Dry run (--dry-run, default): trace_chain() walks the step graph without executing anything. Outputs the success-path execution order, trust boundaries crossed, and per-step technique details. Live execution (--no-dry-run): execute_chain() runs each step against real targets. The executor dispatches to five module executors:
ModuleExecutorWhat It Does
auditexecute_audit_step()Connects to MCP server, runs scanner
injectexecute_inject_step()Loads template, runs single-round campaign
ipiexecute_ipi_step()Generates poisoned documents, builds deployment guidance
cxpexecute_cxp_step()Builds poisoned context file repo, builds deployment guidance
rxpexecute_rxp_step()Runs retrieval validation against embedding model
IPI and CXP executors build deployment guidance (using the same build_ipi_guidance() / build_cxp_guidance() functions as standalone runs) and store it in the step’s artifacts. This guidance renders in the web UI when viewing chain execution detail.

Manual Gates

Steps with manual_gate: true in their inputs pause after execution and wait for the researcher to perform a manual action. The executor calls a gate_callback function that blocks until the operator resumes (via the web UI “Resume” button or equivalent). If no gate callback is configured (e.g., running from CLI without web UI), manual gate steps fail with a clear error message.

Key Data Models

ChainResult — returned by both trace_chain() and execute_chain():
  • chain_name, success (boolean), step_outputs (list of StepOutput)
  • trust_boundaries_crossed (ordered list)
  • started_at, finished_at
StepOutput — per-step result:
  • step_id, module, technique, order
  • success, error, artifacts (dict with step-specific data like finding_count, best_outcome, and guidance for IPI/CXP manual gate steps)
  • trust_boundary, started_at, finished_at
TargetConfig — loaded from chain-targets.yaml:
  • Audit connection details (transport, command/URL)
  • Inject model (provider/model format, falls back to QAI_MODEL env var)
  • Override via --inject-model CLI flag

Blast Radius

qai chain blast-radius --results <file> reads a chain execution report and produces an attack path analysis: what data was reached, which systems were touched, which trust boundaries were crossed, and the ordered attack path.
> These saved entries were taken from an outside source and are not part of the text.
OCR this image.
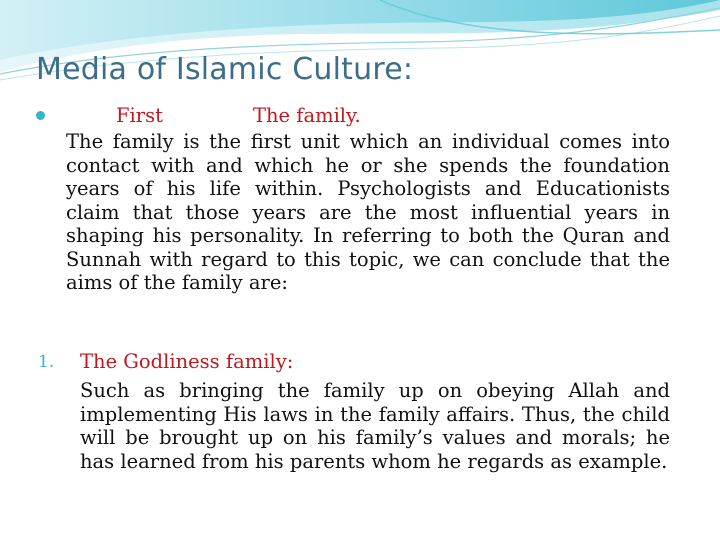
Media of Islamic Culture:
First	The family.
The family is the first unit which an individual comes into contact with and which he or she spends the foundation years of his life within. Psychologists and Educationists claim that those years are the most influential years in shaping his personality. In referring to both the Quran and Sunnah with regard to this topic, we can conclude that the aims of the family are:
1. The Godliness family:
Such as bringing the family up on obeying Allah and implementing His laws in the family affairs. Thus, the child will be brought up on his family’s values and morals; he has learned from his parents whom he regards as example.
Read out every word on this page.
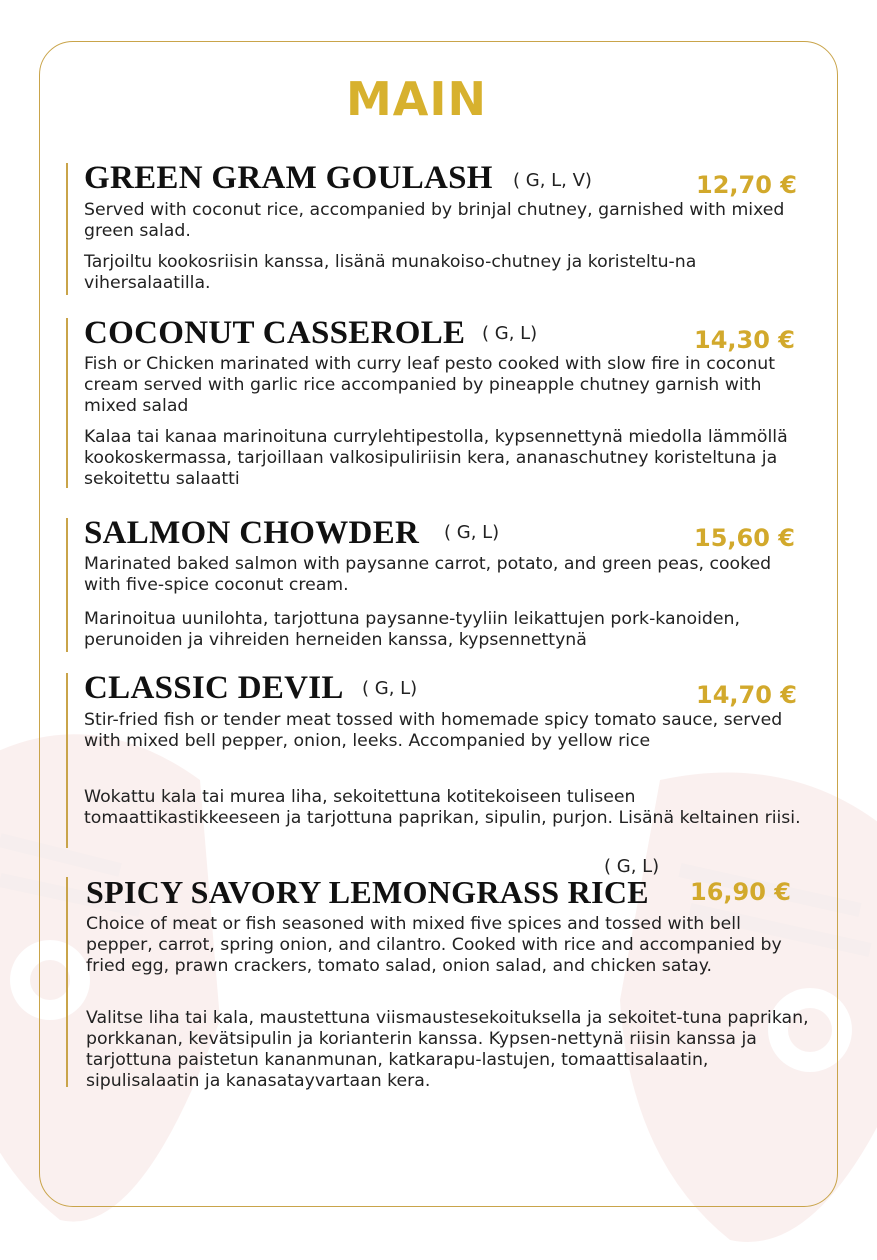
MAIN
GREEN GRAM GOULASH ( G, L, V)	12,70 €
Served with coconut rice, accompanied by brinjal chutney, garnished with mixed green salad.
Tarjoiltu kookosriisin kanssa, lisänä munakoiso-chutney ja koristeltu-na vihersalaatilla.
COCONUT CASSEROLE ( G, L)	14,30 €
Fish or Chicken marinated with curry leaf pesto cooked with slow fire in coconut cream served with garlic rice accompanied by pineapple chutney garnish with mixed salad
Kalaa tai kanaa marinoituna currylehtipestolla, kypsennettynä miedolla lämmöllä kookoskermassa, tarjoillaan valkosipuliriisin kera, ananaschutney koristeltuna ja sekoitettu salaatti
SALMON CHOWDER ( G, L)	15,60 €
Marinated baked salmon with paysanne carrot, potato, and green peas, cooked with five-spice coconut cream.
Marinoitua uunilohta, tarjottuna paysanne-tyyliin leikattujen pork-kanoiden, perunoiden ja vihreiden herneiden kanssa, kypsennettynä
CLASSIC DEVIL ( G, L)	14,70 €
Stir-fried fish or tender meat tossed with homemade spicy tomato sauce, served with mixed bell pepper, onion, leeks. Accompanied by yellow rice
Wokattu kala tai murea liha, sekoitettuna kotitekoiseen tuliseen tomaattikastikkeeseen ja tarjottuna paprikan, sipulin, purjon. Lisänä keltainen riisi.
( G, L)
SPICY SAVORY LEMONGRASS RICE 16,90 €
Choice of meat or fish seasoned with mixed five spices and tossed with bell pepper, carrot, spring onion, and cilantro. Cooked with rice and accompanied by fried egg, prawn crackers, tomato salad, onion salad, and chicken satay.
Valitse liha tai kala, maustettuna viismaustesekoituksella ja sekoitet-tuna paprikan, porkkanan, kevätsipulin ja korianterin kanssa. Kypsen-nettynä riisin kanssa ja tarjottuna paistetun kananmunan, katkarapu-lastujen, tomaattisalaatin, sipulisalaatin ja kanasatayvartaan kera.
Output formats: JSON or HTML.

Detection Rules

qai chain detect --results <file> generates detection rules from successful execution steps. Supported formats: Sigma (YAML) and Wazuh (XML). Rules include technique identification and are generated only for steps that succeeded.

Adapter

ChainAdapter wraps chain execution for orchestrator workflows. Uses fail_fast error handling — if any step fails, the chain stops. Findings are emitted for each failed step. The adapter provides a gate_callback that integrates with the orchestrator’s wait_for_user() mechanism for manual gate steps.

Proxy Correlation

Proxy sessions can be correlated with chain execution via chain_run_id and chain_step_id fields on SessionStore. When a chain runs audit steps that go through the proxy, the captured traffic is tagged with the chain execution context. This enables post-execution analysis of which network traffic was generated by which chain step.